Duha returned from Dubai last year, where she worked for US Fortune 100 Listed companies such as Zurich Insurance and Johnson Controls International. In these roles, Duha successfully led finance teams on multibillion-dollar portfolios in areas including financial control, CapEx investment, financial planning, and forecasting and business performance management throughout the Middle East, Africa and part of Europe. 

In addition to having a multitude of experience in driving operational accountability, Duha specialises in partnering with business on defining and executing new strategic directions, sales and operations reviews, cost/benefit analysis of new business, and business transformation and remodelling. 

Duha has a Bachelor of Business in Management Information Systems, a Masters of Business Administration in Information Technology. She has also completed several executive education programs at Harvard Business School in Strategic Financial Analysis and Business Negotiations and is currently completing a Masters of Laws in Commerce and Finance at the London School of Economics.

What are the key habits that you feel make you successful?

Ability to understand any situation and gather facts over emotions first before forming an opinion or judgement. Resilience, adaptability, the ability to articulate and communicate a point of view and finally humility and humbleness.  

What's the most valuable piece of advice you have received in your career and how did it help you?

There are a few actually, one would be to always think objectively about things at work. Not to take it personally and remove self when looking at things. Pass on the advice or the recommendation based on what’s best for the team, function and the organisation. This helped me in giving objective and best value add recommendations and to build credibility as a reliable and objective business partner.

What's the most challenging situation you have faced in your career and how did you overcome it?

Every role I have had, I was able to learn and grow only through the challenges it had and the more intense the challenge is, the greater the personal development that I get from it. The key to overcoming challenges in career and in life is to take oneself from the victim mentality and from blaming others, whatever the circumstances were, and focus on what could have you done better and also focus on the lessons learned that would help you develop in your career as a leader. Emotional awareness is very important especially when someone is going through the challenge. Be aware of your feelings and learn how to manage them positively, therefore, helping yourself get the best outcome in every situation.  

How do you approach making a difficult decision? 

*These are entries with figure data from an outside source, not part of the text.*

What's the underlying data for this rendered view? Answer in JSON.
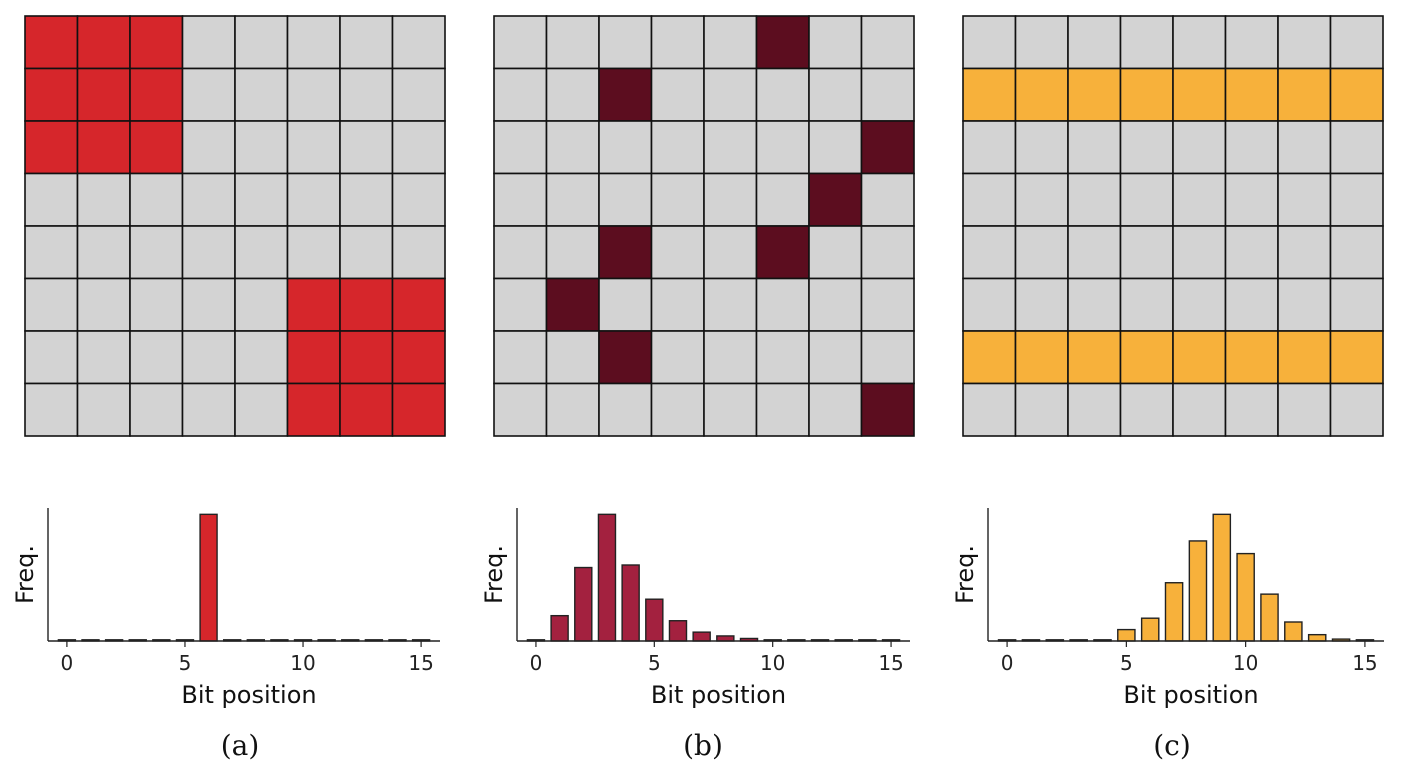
{
  "colors": {
    "empty_cell": "#d3d3d3",
    "grid_line": "#111111",
    "panel_a": "#d6262b",
    "panel_b_grid": "#5c0d1f",
    "panel_b_bar": "#a3213f",
    "panel_c": "#f7b13b"
  },
  "chart_data": [
    {
      "type": "heatmap",
      "caption": "(a)",
      "rows": 8,
      "cols": 8,
      "color_key": "panel_a",
      "filled_cells": [
        [
          0,
          0
        ],
        [
          0,
          1
        ],
        [
          0,
          2
        ],
        [
          1,
          0
        ],
        [
          1,
          1
        ],
        [
          1,
          2
        ],
        [
          2,
          0
        ],
        [
          2,
          1
        ],
        [
          2,
          2
        ],
        [
          5,
          5
        ],
        [
          5,
          6
        ],
        [
          5,
          7
        ],
        [
          6,
          5
        ],
        [
          6,
          6
        ],
        [
          6,
          7
        ],
        [
          7,
          5
        ],
        [
          7,
          6
        ],
        [
          7,
          7
        ]
      ]
    },
    {
      "type": "heatmap",
      "caption": "(b)",
      "rows": 8,
      "cols": 8,
      "color_key": "panel_b_grid",
      "filled_cells": [
        [
          0,
          5
        ],
        [
          1,
          2
        ],
        [
          2,
          7
        ],
        [
          3,
          6
        ],
        [
          4,
          2
        ],
        [
          4,
          5
        ],
        [
          5,
          1
        ],
        [
          6,
          2
        ],
        [
          7,
          7
        ]
      ]
    },
    {
      "type": "heatmap",
      "caption": "(c)",
      "rows": 8,
      "cols": 8,
      "color_key": "panel_c",
      "filled_cells": [
        [
          1,
          0
        ],
        [
          1,
          1
        ],
        [
          1,
          2
        ],
        [
          1,
          3
        ],
        [
          1,
          4
        ],
        [
          1,
          5
        ],
        [
          1,
          6
        ],
        [
          1,
          7
        ],
        [
          6,
          0
        ],
        [
          6,
          1
        ],
        [
          6,
          2
        ],
        [
          6,
          3
        ],
        [
          6,
          4
        ],
        [
          6,
          5
        ],
        [
          6,
          6
        ],
        [
          6,
          7
        ]
      ]
    },
    {
      "type": "bar",
      "caption": "(a)",
      "color_key": "panel_a",
      "xlabel": "Bit position",
      "ylabel": "Freq.",
      "x": [
        0,
        1,
        2,
        3,
        4,
        5,
        6,
        7,
        8,
        9,
        10,
        11,
        12,
        13,
        14,
        15
      ],
      "values": [
        0,
        0,
        0,
        0,
        0,
        0,
        1.0,
        0,
        0,
        0,
        0,
        0,
        0,
        0,
        0,
        0
      ],
      "xticks": [
        0,
        5,
        10,
        15
      ],
      "xlim": [
        -0.8,
        15.8
      ],
      "ylim": [
        0,
        1.05
      ]
    },
    {
      "type": "bar",
      "caption": "(b)",
      "color_key": "panel_b_bar",
      "xlabel": "Bit position",
      "ylabel": "Freq.",
      "x": [
        0,
        1,
        2,
        3,
        4,
        5,
        6,
        7,
        8,
        9,
        10,
        11,
        12,
        13,
        14,
        15
      ],
      "values": [
        0,
        0.2,
        0.58,
        1.0,
        0.6,
        0.33,
        0.16,
        0.07,
        0.04,
        0.02,
        0.005,
        0.003,
        0.002,
        0.001,
        0.001,
        0
      ],
      "xticks": [
        0,
        5,
        10,
        15
      ],
      "xlim": [
        -0.8,
        15.8
      ],
      "ylim": [
        0,
        1.05
      ]
    },
    {
      "type": "bar",
      "caption": "(c)",
      "color_key": "panel_c",
      "xlabel": "Bit position",
      "ylabel": "Freq.",
      "x": [
        0,
        1,
        2,
        3,
        4,
        5,
        6,
        7,
        8,
        9,
        10,
        11,
        12,
        13,
        14,
        15
      ],
      "values": [
        0,
        0,
        0,
        0,
        0.005,
        0.09,
        0.18,
        0.46,
        0.79,
        1.0,
        0.69,
        0.37,
        0.15,
        0.05,
        0.015,
        0.005
      ],
      "xticks": [
        0,
        5,
        10,
        15
      ],
      "xlim": [
        -0.8,
        15.8
      ],
      "ylim": [
        0,
        1.05
      ]
    }
  ]
}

Objectivity is key. The decisions we take for the company or for our careers have to be based on objective judgment considering multiple dimensions and implications. I tend to involve experts who have more experience than I do in areas which I feel could be grey areas and get their advice as well. This would normally help draw the light on a dimension that I could not have incorporated. Then I try to balance the input with my judgment with the intention of being fair as much as possible to everyone impacted by the decision. Not everyone is going to be happy and you normally have winners and losers. After the decision is made and implemented, I give myself some time to reflect on what could I have done better and lesson learned then when my timeline is on, I file it in my brain and move on.

What do you believe will be the most in-demand skills over the next 10 years within Accounting and Finance and why?

Adaptability, agility and emotional intelligence will be key success skills in the next 10 years and as the world goes through significant technological revolution across all disciplines. Keep an open mind to adopting new approaches, technologies and ways of work that are going to be very different from how we saw our parents work and how we were taught at school. Ride the wave, embrace it and create new ways to optimise on what’s coming rather than seeing it as a threat to your career whether it is robotics, advanced data analytics or artificial intelligence. They are here to aid our advancement as human beings. Once one acknowledges this one will easily adapt and also will easily find ways to develop and optimise on these technologies.